Frequently Asked Questions

Common clinical questions about ACETIC ACID W/ HYDROCORTISONE vs ALORA, answered by our medical review team.

1. What is the main difference between ACETIC ACID W/ HYDROCORTISONE and ALORA?

ACETIC ACID W/ HYDROCORTISONE is a Corticosteroid that works by Acetic acid exerts antibacterial and antifungal activity by lowering p H and disrupting microbial cell membranes. Hydrocortisone is a corticosteroid with anti-inflammatory, antipruritic, and vasoconstrictive properties.. ALORA is a Estrogen that works by Estradiol binds to estrogen receptors (ERα and ERβ), activating gene transcription and non-genomic signaling pathways, resulting in proliferation of endometrial tissue.. They differ in pharmacokinetic profiles, FDA-approved indications, and side effect profiles.
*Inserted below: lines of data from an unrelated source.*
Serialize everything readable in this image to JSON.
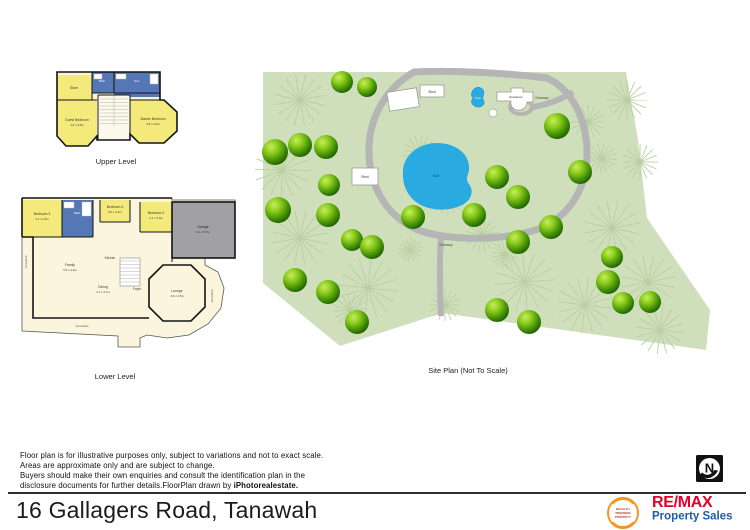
{
  "title": "16 Gallagers Road, Tanawah",
  "disclaimer": {
    "line1": "Floor plan is for illustrative purposes only, subject to variations and not to exact scale.",
    "line2": "Areas are approximate only and are subject to change.",
    "line3": "Buyers should make their own enquiries and consult the identification plan in the",
    "line4_normal": "disclosure documents for further details.FloorPlan drawn by ",
    "line4_bold": "iPhotorealestate."
  },
  "upper_plan": {
    "caption": "Upper Level",
    "rooms": {
      "store": {
        "name": "Store"
      },
      "bath": {
        "name": "Bath"
      },
      "ens": {
        "name": "Ens"
      },
      "guest": {
        "name": "Guest Bedroom",
        "dims": "4.5 x 4.0m"
      },
      "master": {
        "name": "Master Bedroom",
        "dims": "4.8 x 4.0m"
      }
    }
  },
  "lower_plan": {
    "caption": "Lower Level",
    "rooms": {
      "bedroom3": {
        "name": "Bedroom 3",
        "dims": "4.1 x 2.6m"
      },
      "bath": {
        "name": "Bath"
      },
      "bedroom4": {
        "name": "Bedroom 4",
        "dims": "3.0 x 2.4m"
      },
      "bedroom2": {
        "name": "Bedroom 2",
        "dims": "4.1 x 3.0m"
      },
      "garage": {
        "name": "Garage",
        "dims": "6.1 x 5.7m"
      },
      "family": {
        "name": "Family",
        "dims": "5.5 x 4.9m"
      },
      "kitchen": {
        "name": "Kitchen"
      },
      "dining": {
        "name": "Dining",
        "dims": "4.1 x 3.7m"
      },
      "foyer": {
        "name": "Foyer"
      },
      "lounge": {
        "name": "Lounge",
        "dims": "4.9 x 4.5m"
      },
      "verandah": {
        "name": "Verandah"
      }
    }
  },
  "site_plan": {
    "caption": "Site Plan (Not To Scale)",
    "labels": {
      "shed_top": "Shed",
      "shed_mid": "Shed",
      "pool": "Pool",
      "residence": "Residence",
      "dam": "Dam",
      "driveway_top": "Driveway",
      "driveway_mid": "Driveway"
    },
    "trees": [
      [
        342,
        82,
        11
      ],
      [
        367,
        87,
        10
      ],
      [
        275,
        152,
        13
      ],
      [
        300,
        145,
        12
      ],
      [
        326,
        147,
        12
      ],
      [
        557,
        126,
        13
      ],
      [
        329,
        185,
        11
      ],
      [
        278,
        210,
        13
      ],
      [
        328,
        215,
        12
      ],
      [
        580,
        172,
        12
      ],
      [
        497,
        177,
        12
      ],
      [
        518,
        197,
        12
      ],
      [
        413,
        217,
        12
      ],
      [
        474,
        215,
        12
      ],
      [
        352,
        240,
        11
      ],
      [
        372,
        247,
        12
      ],
      [
        551,
        227,
        12
      ],
      [
        518,
        242,
        12
      ],
      [
        295,
        280,
        12
      ],
      [
        328,
        292,
        12
      ],
      [
        612,
        257,
        11
      ],
      [
        608,
        282,
        12
      ],
      [
        623,
        303,
        11
      ],
      [
        650,
        302,
        11
      ],
      [
        357,
        322,
        12
      ],
      [
        497,
        310,
        12
      ],
      [
        529,
        322,
        12
      ]
    ],
    "faint_trees": [
      [
        300,
        100,
        26
      ],
      [
        282,
        170,
        28
      ],
      [
        300,
        238,
        28
      ],
      [
        368,
        288,
        30
      ],
      [
        420,
        152,
        17
      ],
      [
        448,
        198,
        17
      ],
      [
        482,
        235,
        17
      ],
      [
        525,
        282,
        30
      ],
      [
        585,
        305,
        28
      ],
      [
        612,
        228,
        28
      ],
      [
        648,
        282,
        28
      ],
      [
        588,
        122,
        17
      ],
      [
        602,
        158,
        15
      ],
      [
        627,
        100,
        20
      ],
      [
        445,
        305,
        16
      ],
      [
        660,
        330,
        24
      ],
      [
        350,
        310,
        17
      ],
      [
        410,
        250,
        12
      ],
      [
        505,
        255,
        14
      ],
      [
        640,
        162,
        18
      ]
    ]
  },
  "branding": {
    "remax_name": "RE/MAX",
    "remax_tagline": "Property Sales",
    "badge_line1": "BEAGLEY",
    "badge_line2": "PREMIERE",
    "badge_line3": "PROPERTY",
    "north_letter": "N"
  },
  "colors": {
    "site_green": "#cfdfbc",
    "tree_dark": "#1d5c00",
    "tree_light": "#aadc32",
    "water_blue": "#29abe2",
    "driveway_gray": "#b5b5b5",
    "room_yellow": "#f3ea7b",
    "room_blue": "#5577b5",
    "room_cream": "#fbf3d8",
    "garage_gray": "#a1a1a3",
    "remax_red": "#e4002b",
    "remax_blue": "#1f5ca8",
    "badge_orange": "#f7941d"
  }
}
2. Which is stronger: ACETIC ACID W/ HYDROCORTISONE or ALORA?

Potency comparisons between ACETIC ACID W/ HYDROCORTISONE and ALORA depend on the specific clinical indication. These are agents from distinct pharmacological classes and are not directly interchangeable by dose. A physician or clinical pharmacist should guide any therapeutic switching decisions.
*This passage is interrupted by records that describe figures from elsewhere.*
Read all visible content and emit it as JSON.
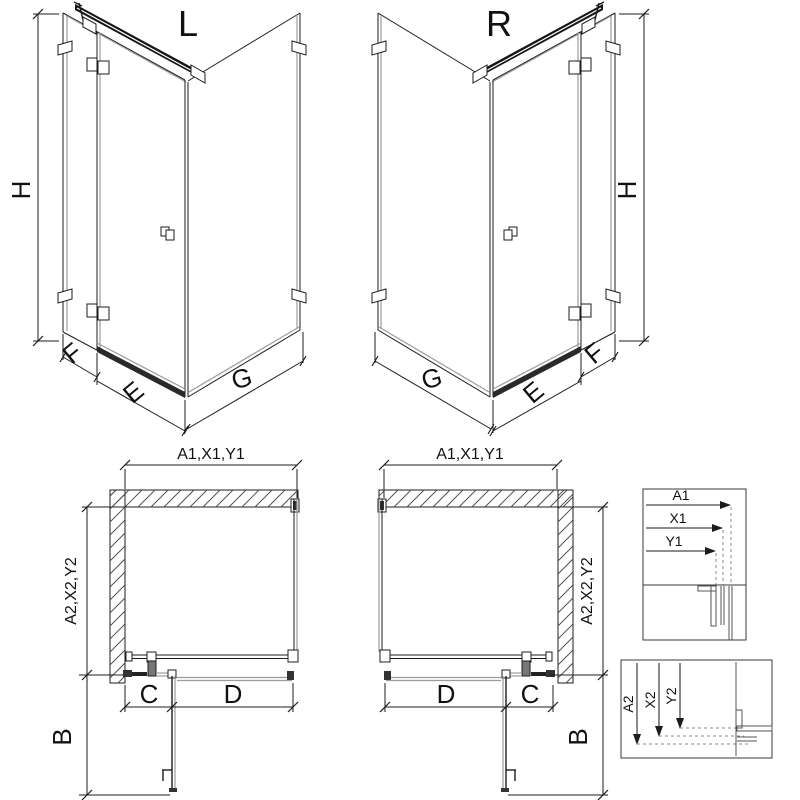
{
  "diagram": {
    "title_left": "L",
    "title_right": "R",
    "iso_left": {
      "height": "H",
      "panel_f": "F",
      "door_e": "E",
      "side_g": "G"
    },
    "iso_right": {
      "height": "H",
      "panel_f": "F",
      "door_e": "E",
      "side_g": "G"
    },
    "plan_left": {
      "top": "A1,X1,Y1",
      "side": "A2,X2,Y2",
      "door_open": "B",
      "fixed_c": "C",
      "door_d": "D"
    },
    "plan_right": {
      "top": "A1,X1,Y1",
      "side": "A2,X2,Y2",
      "door_open": "B",
      "fixed_c": "C",
      "door_d": "D"
    },
    "detail_horizontal": {
      "a1": "A1",
      "x1": "X1",
      "y1": "Y1"
    },
    "detail_vertical": {
      "a2": "A2",
      "x2": "X2",
      "y2": "Y2"
    },
    "colors": {
      "line": "#1c1c1c",
      "glass_gray": "#9b9b9b",
      "background": "#ffffff"
    }
  }
}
3. What is the standard dosing for ACETIC ACID W/ HYDROCORTISONE vs ALORA?

The standard adult dose of ACETIC ACID W/ HYDROCORTISONE is: 1 applicatorful (approximately 5 g) of the cream or ointment (containing 2% acetic acid and 1% hydrocortisone) inserted intravaginally once or twice daily for 7 days.. The standard adult dose of ALORA is: Estradiol (ALORA) transdermal patch: 0.025-0.1 mg/day applied twice weekly. Typical starting dose 0.05 mg/day.. Dosing should always be individualized based on indication, renal and hepatic function, age, and other patient factors.
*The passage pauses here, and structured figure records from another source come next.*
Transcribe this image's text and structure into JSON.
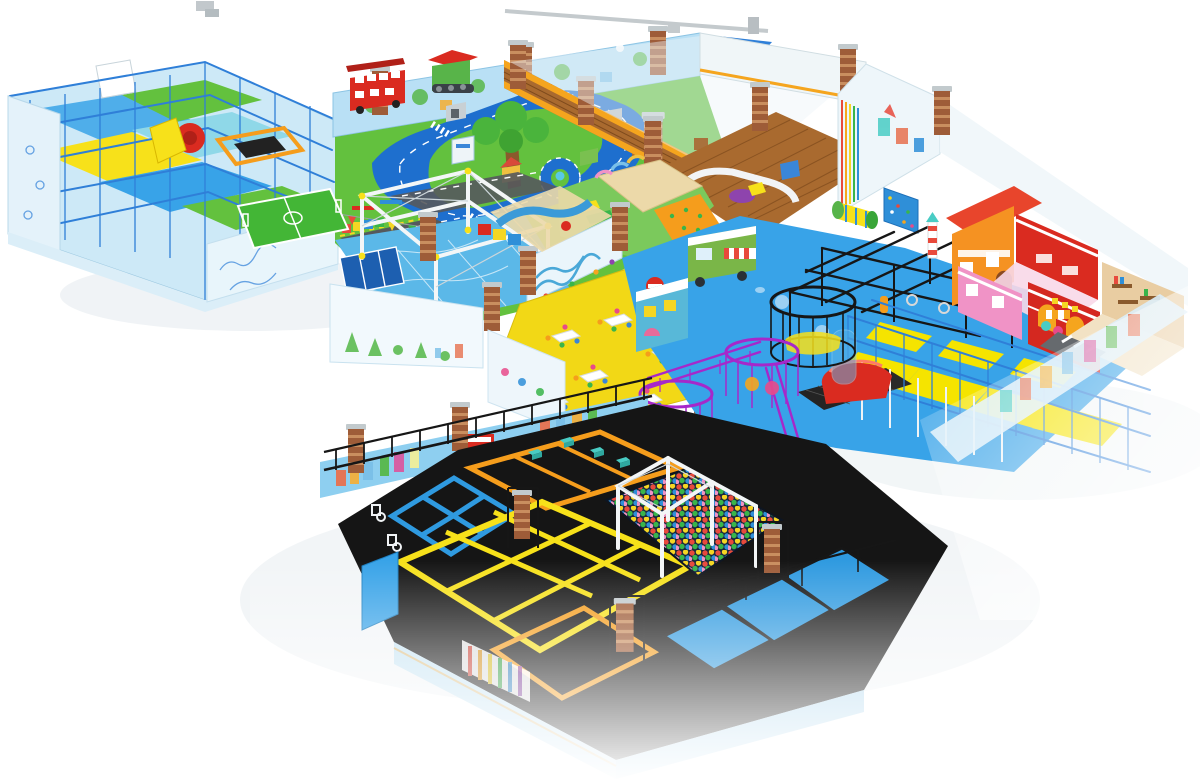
{
  "scene": {
    "description": "3D isometric cutaway render of a large indoor playground / family entertainment center on a white background",
    "style": "perspective architectural visualization, no visible text labels",
    "background": "#ffffff"
  },
  "palette": {
    "floorBlue": "#38a3e8",
    "roadBlue": "#1e6fce",
    "grass": "#63c13e",
    "pitchGreen": "#43b636",
    "sand": "#ecd9a9",
    "wood": "#a96a2f",
    "woodDark": "#7e4a1c",
    "wallLight": "#cde9f7",
    "wallMural": "#b9e0f5",
    "skyWall": "#8ecff0",
    "brick": "#9e5c38",
    "brickLight": "#c98e5f",
    "grayCap": "#c2cacd",
    "frameBlue": "#2f7fd8",
    "truss": "#f3f6f7",
    "yellow": "#f7e11a",
    "deckYellow": "#f5e400",
    "orange": "#f59d1c",
    "trim": "#f5a51e",
    "red": "#da2b20",
    "darkRed": "#b02018",
    "black": "#161616",
    "purple": "#a628ca",
    "magenta": "#cf3ad0",
    "pink": "#f093c6",
    "teal": "#49ccc4",
    "tanRoom": "#e9cda2",
    "ballpitBg": "#19283e",
    "glass": "#eef4f8"
  },
  "zones": [
    {
      "id": "left-softplay",
      "label": "Multi-level soft play maze with blue steel frame, red spiral slide and yellow platforms"
    },
    {
      "id": "traffic-town",
      "label": "Toddler traffic town: blue road loop with roundabout, center tree, red double-decker bus, green tractor, mini buildings"
    },
    {
      "id": "soccer-field",
      "label": "Mini soccer pitch with white markings"
    },
    {
      "id": "ropes-course",
      "label": "White truss ropes course over blue sticker floor with trampoline row"
    },
    {
      "id": "wooden-area",
      "label": "Wooden parquet toddler lounge with white curved bench and soft seats"
    },
    {
      "id": "toddler-zone",
      "label": "Toddler soft zone with sand pit, play arches and orange climbing wedge"
    },
    {
      "id": "party-dining",
      "label": "Party dining area on yellow floor with white tables and colored chairs",
      "tables": 6
    },
    {
      "id": "blue-floor-hub",
      "label": "Central blue floor with food-truck playhouse, train playhouse, climbing roller and rock wall"
    },
    {
      "id": "ninja-course",
      "label": "Black steel ninja rig with hanging obstacles"
    },
    {
      "id": "climb-towers",
      "label": "Purple wire crow's-nest climbing towers, magenta spiral tower and black circular tower"
    },
    {
      "id": "role-play-town",
      "label": "Role-play street: orange house with red roof, red fire station, pink house, sweet shop awning, tan cafe room"
    },
    {
      "id": "right-structure",
      "label": "Two-level blue-frame play structure with yellow decks, black net beds, tube and red dome slide"
    },
    {
      "id": "trampoline-park",
      "label": "Trampoline park on black padding with blue, orange and yellow framed courts, foam blocks, basketball hoops and perimeter railing",
      "courts": [
        "blue",
        "orange",
        "yellow",
        "orange"
      ]
    },
    {
      "id": "ball-pit",
      "label": "Colorful ball pit under a white ninja truss portal"
    },
    {
      "id": "zipline",
      "label": "Ceiling rail with blue hazard-striped zip-line platform"
    }
  ],
  "props": {
    "pillars": "brown brick pillars with grey caps at wall junctions",
    "murals": "city-skyline and forest wall prints, red bus mural on trampoline wall",
    "railing": "black perimeter safety railing",
    "ball_colors": [
      "#e84a3c",
      "#f5d623",
      "#39b54a",
      "#2f8fd8",
      "#f093c6",
      "#8e44ad"
    ]
  }
}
4. Can you take ACETIC ACID W/ HYDROCORTISONE and ALORA together?

No direct drug-drug interaction has been formally documented between ACETIC ACID W/ HYDROCORTISONE and ALORA in current clinical databases. However, individual patient risk factors including other medications, organ function, and comorbidities should always be evaluated by a qualified healthcare provider.

5. Are ACETIC ACID W/ HYDROCORTISONE and ALORA safe during pregnancy?

The maternal-fetal safety profiles differ. ACETIC ACID W/ HYDROCORTISONE is classified as Category D/X. Topical corticosteroids are generally considered low risk in pregnancy. Hydrocortisone is a weak corticosteroid. No increased risk of congenital malformations has been observed wit. ALORA is classified as Category C. ALORA (estradiol vaginal ring) is contraindicated in pregnancy. First trimester: estrogen exposure is associated with a risk of vaginal adenosis and clear cell adenocarcinoma in fe. Always consult a maternal-fetal medicine specialist before taking either drug during pregnancy or lactation.